It was a video, made by the Church of Christ the Saviour and shared by the Ukrainian Bible Society, of people reading Psalm 31. So far so ordinary, but: these readers were in bomb shelters, in cellars, outdoors, in houses shattered by shellfire. 

The video is, of course, in Ukrainian, which not many British readers will understand. Even subtitled, though, it has an extraordinary power. Here are ordinary people, under the most painful, exhausting and terrifying conditions, who find that words written thousands of years ago speak across thirty centuries straight to their hearts. The psalm gives them comfort, not just in the sense of an arm around the shoulder and soft sympathy, but because it strengthens them to face what has to be faced. It speaks of a God who is with them, and with whom they will overcome. 
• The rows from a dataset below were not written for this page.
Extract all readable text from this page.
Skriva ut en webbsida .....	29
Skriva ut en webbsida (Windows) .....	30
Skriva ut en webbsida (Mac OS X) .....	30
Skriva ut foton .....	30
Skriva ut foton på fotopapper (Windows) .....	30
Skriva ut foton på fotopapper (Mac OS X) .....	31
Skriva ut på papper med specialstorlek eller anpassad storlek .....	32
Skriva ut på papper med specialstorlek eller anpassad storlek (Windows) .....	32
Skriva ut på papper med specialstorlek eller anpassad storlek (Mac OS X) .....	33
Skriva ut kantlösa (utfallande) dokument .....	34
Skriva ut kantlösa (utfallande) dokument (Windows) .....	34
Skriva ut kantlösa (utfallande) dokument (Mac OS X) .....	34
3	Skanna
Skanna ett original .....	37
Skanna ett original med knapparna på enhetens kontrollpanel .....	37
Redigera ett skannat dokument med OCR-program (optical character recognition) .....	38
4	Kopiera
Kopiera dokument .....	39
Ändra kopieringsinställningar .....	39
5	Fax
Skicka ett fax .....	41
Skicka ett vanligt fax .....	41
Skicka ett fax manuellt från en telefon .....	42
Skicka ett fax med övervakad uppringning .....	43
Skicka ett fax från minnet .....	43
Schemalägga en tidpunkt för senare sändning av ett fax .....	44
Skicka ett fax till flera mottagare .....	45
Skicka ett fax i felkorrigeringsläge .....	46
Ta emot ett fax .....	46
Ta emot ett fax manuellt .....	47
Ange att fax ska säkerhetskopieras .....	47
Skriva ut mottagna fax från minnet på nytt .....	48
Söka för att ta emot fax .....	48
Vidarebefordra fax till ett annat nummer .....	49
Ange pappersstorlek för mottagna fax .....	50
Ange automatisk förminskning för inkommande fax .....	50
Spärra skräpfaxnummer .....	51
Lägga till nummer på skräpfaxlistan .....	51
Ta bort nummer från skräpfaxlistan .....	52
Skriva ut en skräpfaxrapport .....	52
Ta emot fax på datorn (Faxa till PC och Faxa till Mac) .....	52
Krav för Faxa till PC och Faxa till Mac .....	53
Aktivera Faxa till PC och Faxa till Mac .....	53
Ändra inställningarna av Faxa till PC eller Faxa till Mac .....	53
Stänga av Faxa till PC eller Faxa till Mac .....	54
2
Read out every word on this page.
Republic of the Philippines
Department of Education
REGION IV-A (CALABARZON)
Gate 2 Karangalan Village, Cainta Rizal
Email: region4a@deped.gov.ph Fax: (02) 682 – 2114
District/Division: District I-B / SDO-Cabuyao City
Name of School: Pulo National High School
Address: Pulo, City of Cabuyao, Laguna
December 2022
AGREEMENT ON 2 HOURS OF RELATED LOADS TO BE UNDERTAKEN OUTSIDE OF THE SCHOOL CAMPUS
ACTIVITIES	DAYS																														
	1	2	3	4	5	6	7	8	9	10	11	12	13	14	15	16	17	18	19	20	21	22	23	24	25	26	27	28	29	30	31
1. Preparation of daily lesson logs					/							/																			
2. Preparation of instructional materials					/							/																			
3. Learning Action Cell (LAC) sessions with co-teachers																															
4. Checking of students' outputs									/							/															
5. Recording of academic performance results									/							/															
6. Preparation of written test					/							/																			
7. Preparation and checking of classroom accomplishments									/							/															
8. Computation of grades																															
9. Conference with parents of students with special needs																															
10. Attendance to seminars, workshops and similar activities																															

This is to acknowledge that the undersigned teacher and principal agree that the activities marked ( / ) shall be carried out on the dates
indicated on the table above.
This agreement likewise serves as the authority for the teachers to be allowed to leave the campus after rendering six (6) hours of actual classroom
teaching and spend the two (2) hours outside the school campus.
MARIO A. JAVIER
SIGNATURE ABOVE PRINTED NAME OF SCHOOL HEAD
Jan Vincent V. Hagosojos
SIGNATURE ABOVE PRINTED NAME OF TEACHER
What makes it such a psalm for their times? It begins with a statement of faith and a cry for help: ‘I come to you, LORD, for protection; let me never be defeated.’ Right from the start, it sets a scene of conflict: the psalmist is being menaced by enemies. Perhaps these are spiritual enemies as well as material: ‘You hate those who worship false gods,’ he says (verse 6). 

In the rest of the psalm, there is an emotional ebb and flow. It moves from expressions of faith – ‘You have not let my enemies capture me’ (verse 8) – to cries of anguish: ‘I am exhausted by sorrow, and weeping has shortened my life’ (verse 10). It calls out the ‘liars’ and the ‘wicked’, and ends with an exhortation: ‘Be strong, be courageous, all of you that hope in the LORD’ (verse 24).  

Among these verses are some that seem to relate directly to Ukrainians in the front line. ‘All my enemies, and especially my neighbours, treat me with contempt’ (verse 11) speaks to the divided loyalties and communal tensions arising when countries with such long-entwined roots are set against each other. The NIV translation of verse 21 is, ‘Praise be to the LORD, for he showed me the wonders of his love when I was in a city under siege.’ The recording was made while Ukrainian cities like Mariupol were being reduced to rubble by Russian shells. 

There are many other echoes, too. One of them is the sense of the reality of evil, and that there is wickedness that has to be resisted, because otherwise it will destroy everything. It isn’t just opposed to the psalmist’s people, it’s opposed to God. 

We should always be wary of dividing the world too neatly. In his book The Gulag  Archipelago, Alexandr Solzhenitsyn – a victim of Stalin’s purges who saw first-hand what dictatorship, paranoia and nationalism could do – wrote: ‘If only it were all so simple! If only there were evil people somewhere insidiously committing evil deeds, and it were necessary only to separate them from the rest of us and destroy them. But the line dividing good and evil cuts through the heart of every human being ...’  

This is absolutely true, and it’s very noteworthy that while some of the psalms contain scalding rebukes of the ‘wicked’, they call us to examine ourselves as well. It’s clear, too, that while enemies are to be resisted, they aren’t beyond redemption. As Dr Steffen Jenkins says in an article for Tyndale House’s journal, Ink: ‘Repentance of the wicked is the preferred option for the enemy in the Psalms as a whole.’  

But at the same time, the psalms – including Psalm 31 – do identify the wicked, with absolute clarity. They are ‘those who worship false gods’ (verse 6) – including the gods of nationalism and empire. They are ‘liars’, ‘proud and arrogant’, who ‘speak with contempt about the righteous’. Ukrainians might well feel that pro-war Russians fall into those categories, and here in the psalm those instincts are given a voice. 

In Psalm 31, then, a whole cluster of perceptions comes together in a kind of faith-filled unity. There’s the sense of trust in God; the exhaustion and terror of invasion and siege; the condemnation of evil; hope; and the call to be strong and faithful. And reading it in wartime is both an act of resistance and a commitment to building a better future on the ruins of the present. War makes chaos, but this psalm makes meaning.